1.The breakdown of point F is a H & S breakdown and the height of the rise will be approx equal to the fall.
2.Parallel to the trendline drawn at highs drawn a magenta parallel trendline from the higher low ( where the blue median line starts).The intersection of this line with the horizontal from bottom price gives the target zone where the price can fall down to and halt.If the point N holds well, then we would have an Inverted H & S pattern which would augur well for an upmove.

I hope I've not made it look very complicated, as I've just run through various possibilities for the price moves.Again Market is supreme and we have to take care of our capital with stoploss for every trade decision.

Well-Known Member
example of charting and understanding trend

here i've attached a nifty daily chart with the median line drawn with upper median line parallel and lower median line parallel.

how do we interpret and form an opinion of the trend and where the prices are heading?

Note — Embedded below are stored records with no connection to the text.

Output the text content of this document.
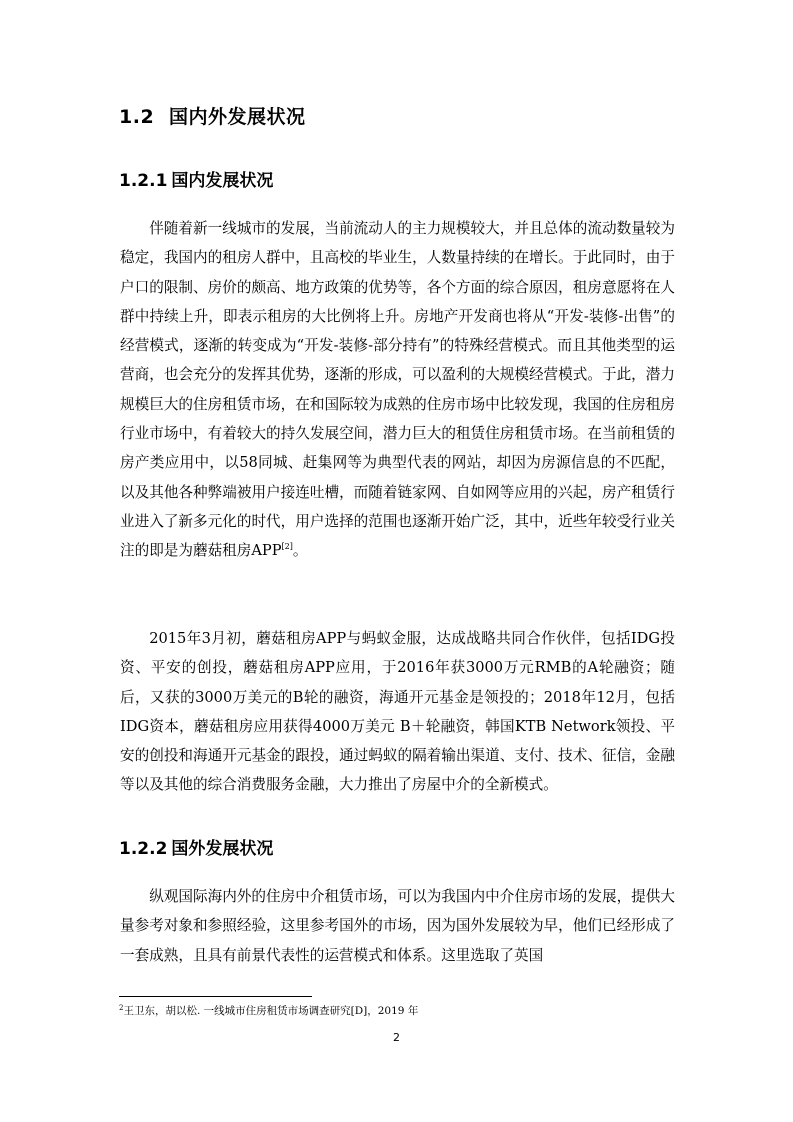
1.2 国内外发展状况
1.2.1 国内发展状况

伴随着新一线城市的发展，当前流动人的主力规模较大，并且总体的流动数量较为稳定，我国内的租房人群中，且高校的毕业生，人数量持续的在增长。于此同时，由于户口的限制、房价的颇高、地方政策的优势等，各个方面的综合原因，租房意愿将在人群中持续上升，即表示租房的大比例将上升。房地产开发商也将从“开发-装修-出售”的经营模式，逐渐的转变成为“开发-装修-部分持有”的特殊经营模式。而且其他类型的运营商，也会充分的发挥其优势，逐渐的形成，可以盈利的大规模经营模式。于此，潜力规模巨大的住房租赁市场，在和国际较为成熟的住房市场中比较发现，我国的住房租房行业市场中，有着较大的持久发展空间，潜力巨大的租赁住房租赁市场。在当前租赁的房产类应用中，以58同城、赶集网等为典型代表的网站，却因为房源信息的不匹配，以及其他各种弊端被用户接连吐槽，而随着链家网、自如网等应用的兴起，房产租赁行业进入了新多元化的时代，用户选择的范围也逐渐开始广泛，其中，近些年较受行业关注的即是为蘑菇租房APP[2]。

2015年3月初，蘑菇租房APP与蚂蚁金服，达成战略共同合作伙伴，包括IDG投资、平安的创投，蘑菇租房APP应用，于2016年获3000万元RMB的A轮融资；随后，又获的3000万美元的B轮的融资，海通开元基金是领投的；2018年12月，包括IDG资本，蘑菇租房应用获得4000万美元 B＋轮融资，韩国KTB Network领投、平安的创投和海通开元基金的跟投，通过蚂蚁的隔着输出渠道、支付、技术、征信，金融等以及其他的综合消费服务金融，大力推出了房屋中介的全新模式。

1.2.2 国外发展状况

纵观国际海内外的住房中介租赁市场，可以为我国内中介住房市场的发展，提供大量参考对象和参照经验，这里参考国外的市场，因为国外发展较为早，他们已经形成了一套成熟，且具有前景代表性的运营模式和体系。这里选取了英国

$^2$王卫东，胡以松. 一线城市住房租赁市场调查研究[D]，2019 年
2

we start the median line from an important pivot point and draw the line through 50 % of the next major retracement / swing.parallel lines are drawn equidistant from the median line through the extreme pivots of the retracement swing.the median line set can be drawn as soon as the price crosses 38.2% r of the retracement swing.
Now , the lines are ascending and we call this an ascending pitchfork and the trend is moving up as long as the price is contained within these parallel channels.
The price will not move up in a straight line and will alternate between rallies, retracements and consolidation periods .
The basic concept for the trade decisions are
1.lower median line parallel is a support line.testing and retesting of this line gives a good entry point for buy.
2.when price climbs up and meets median line,
2a.it will meet with resistance and retrace the upswing recently completed.
The retracement can reach the lower median line parallel again or after a minor swing down can breakout of the previousminor swing pivot.so the breakout can be another buy entry point.
2b.the price consolidates for a longer period within a range.the breakout of this range gives a good buy entry point.
2c.the price zooms through the median line.it indicates a strong trend and price has a probability of reaching the upper median line parallel.so adding to positions can be done.
3.upper median line parallel is the resistance for the upmove.when price meets the umlh , one can book profits on long positions.
3a.on meeting the umlh, a red candle indicates the trend reversal.one should wait for a retest of the high, formation of a lower high, or breakdown of a minor swing retracement and go short.the first target will again be the price bar meeting the median line.
The price need not meet the umlh.the formations of swings at the upper channel and the breakdown into the lower channel will give the indication the trend is reversing.
So the next step is to look out for formations where we can short the stock / index.

At the beginning of any trend , we cannot assess the strength straightaway, so we need to enter trades with always the stoploss in mind.price patterns, breakouts ,volumes give hints about the trend direction.
In median line system, we look out for patterns like 123 pattern, breakouts of minor swings highs,minor swing lows to enter a trade with a minimum stoploss.
In the attached example chart, there is a minor retracement at 50 % level of retracement and breakout of the swing high gave a good buy entry point with the swing low as the stoploss.
When it reaches the median line, there will be a resistance and this point is the place to book part profits.the price patterns at the median line which have to be watched out for
1.reversal
2.consolidation
3.breakout

at the median line the trade decision will have to be taken based on the above.

Again coming back to the example chart, the price retraced from the median line and reversed again.the breakout of the swing high at the median line gave a second entry for buy position.
The price goes through a consolidation mode and after touching the lower median line parallel climbs up again.now the breakout of the previous sminor swing high gives another buy entry point.the meeting point of price bar at the median line will be the part profit booking target.